Service can be made easier through modern technology, but you can still get the same service done through phone and mail. Which brings me back to my point.

Phone And Mail

Every modern tech product just sits on top of old phone and mail systems. The Internet was built on phone lines. It’s evolved dedicated networks, but we still use the same line for phone and data. Most people do. For almost any modern tech product you can replace it with ‘pick up the phone’.

  • Uber — pick up the phone. Call a cab
  • Alibaba — pick up the phone. You don’t even need a phone, people have been trading for thousands of years.
  • GMail — real mail. Or pick up the phone if it’s urgent.
  • Medium — Write to a publisher. Nail your writing to a wall. It worked for Martin Luther. His theses went viral from one door.

The Edges Of This

Of course, the biggest real tech companies (by revenue) are not the over-hyped consumer darlings, they’re hardware and backend technology like Apple, Samsung, Foxconn, Microsoft, Huawei, etc. Are these essential services?

I’d argue no. They run our modern tech stack, but not the root layer of phone and mail. So they too would be replaceable. People managed to crunch enough data to send people to the Moon. Work would go on.

Then take the iPhone, how can you live without a phone, camera, and computer all in one. Simple, just don’t have them in one, and don’t have it in your pocket, and maybe delay gratification a bit. Done.
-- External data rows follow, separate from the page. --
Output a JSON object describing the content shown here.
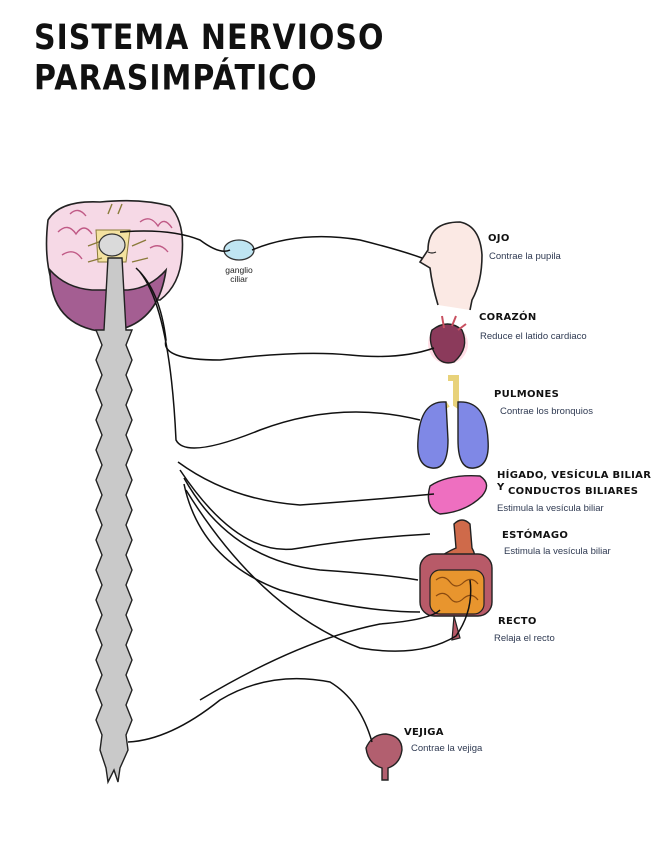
{
  "title": "SISTEMA NERVIOSO PARASIMPÁTICO",
  "ganglion": {
    "line1": "ganglio",
    "line2": "ciliar"
  },
  "organs": [
    {
      "name": "OJO",
      "description": "Contrae la pupila"
    },
    {
      "name": "CORAZÓN",
      "description": "Reduce el latido cardiaco"
    },
    {
      "name": "PULMONES",
      "description": "Contrae los bronquios"
    },
    {
      "name": "HÍGADO, VESÍCULA BILIAR Y",
      "name2": "CONDUCTOS BILIARES",
      "description": "Estimula la vesícula biliar"
    },
    {
      "name": "ESTÓMAGO",
      "description": "Estimula la vesícula biliar"
    },
    {
      "name": "RECTO",
      "description": "Relaja el recto"
    },
    {
      "name": "VEJIGA",
      "description": "Contrae la vejiga"
    }
  ],
  "colors": {
    "brain_top": "#f6d9e6",
    "brain_folds": "#c05a86",
    "cerebellum": "#a45e92",
    "spine": "#c9c9c9",
    "nerve_yellow": "#f4e2a0",
    "ganglion": "#bfe5f2",
    "heart": "#8b3a5b",
    "lungs": "#7f88e6",
    "liver": "#ee6fc0",
    "stomach": "#cf6a4a",
    "intestine": "#e8952e",
    "bladder": "#b25f6f"
  }
}
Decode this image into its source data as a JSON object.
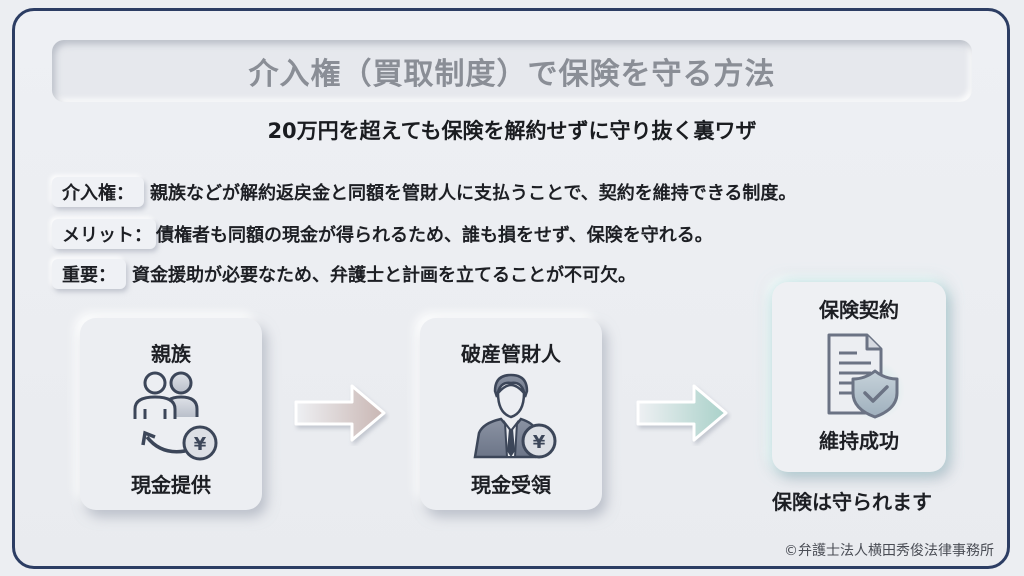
{
  "title": "介入権（買取制度）で保険を守る方法",
  "subtitle": "20万円を超えても保険を解約せずに守り抜く裏ワザ",
  "definitions": [
    {
      "label": "介入権：",
      "text": "親族などが解約返戻金と同額を管財人に支払うことで、契約を維持できる制度。"
    },
    {
      "label": "メリット：",
      "text": "債権者も同額の現金が得られるため、誰も損をせず、保険を守れる。"
    },
    {
      "label": "重要：",
      "text": "資金援助が必要なため、弁護士と計画を立てることが不可欠。"
    }
  ],
  "flow": [
    {
      "title": "親族",
      "icon": "family-yen-icon",
      "subtitle": "現金提供"
    },
    {
      "title": "破産管財人",
      "icon": "trustee-yen-icon",
      "subtitle": "現金受領"
    },
    {
      "title": "保険契約",
      "icon": "document-shield-icon",
      "subtitle": "維持成功"
    }
  ],
  "arrows": [
    {
      "icon": "arrow-right-icon",
      "color_tip": "#c9b6b3"
    },
    {
      "icon": "arrow-right-icon",
      "color_tip": "#a9d1c9"
    }
  ],
  "caption": "保険は守られます",
  "copyright": "©弁護士法人横田秀俊法律事務所",
  "colors": {
    "frame_border": "#2c3d63",
    "background": "#eceef2",
    "title_text": "#8a8e96",
    "icon_stroke": "#3c4659",
    "glow": "#96d6d2"
  }
}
You could also say that working from home is essential now, and that we need tools like Slack and Zoom to do it. While they certainly help, I still think they’re replaceable. As long as you can share files and have email, I think you could still get work done just fine. If you want to leave email out, just use the mail. Few things are actually that time-sensitive. The real, ground-breaking innovations are still in the past, not coming from modern tech companies.

Real Innovation Stopped In The 1960s

The fact is that real invention stopped in the 1960s, the 90s if you want to stretch it. Things have been refined, made more efficient, and capitalized since then, but nothing’s been made new.

Imagine the telegraph or the telephone, it just seems like magic. What we have now is magic in a bottle, but still the same magic. It’s just improvements on an old invention. Washing machines, dishwashers, airplanes, cars, communication technology — it’s all better, but nothing has been reinvented, as I’ve written about here:

We Live In The Future And It Sucks
Most technology you use hasn’t changed since the 1960s

Everything we call modern tech is just a layer of convenience on top of the functionality of the last century. You can take that layer off and the function remains. In 99% of cases, you can just pick up the phone, or use the mail.

Am I going to stop using modern conveniences? No, why? They’re convenient. I’m just saying that they’re not essential. I don’t need them to live, and everything they do is replaceable, with less convenience. Mark Zuckerberg is fundamentally less useful to society than a grocery clerk, or a farmer, or someone mopping a floor. We need to stop treating all of these people as gods, and these companies as manna from heaven. They’re non-essential services.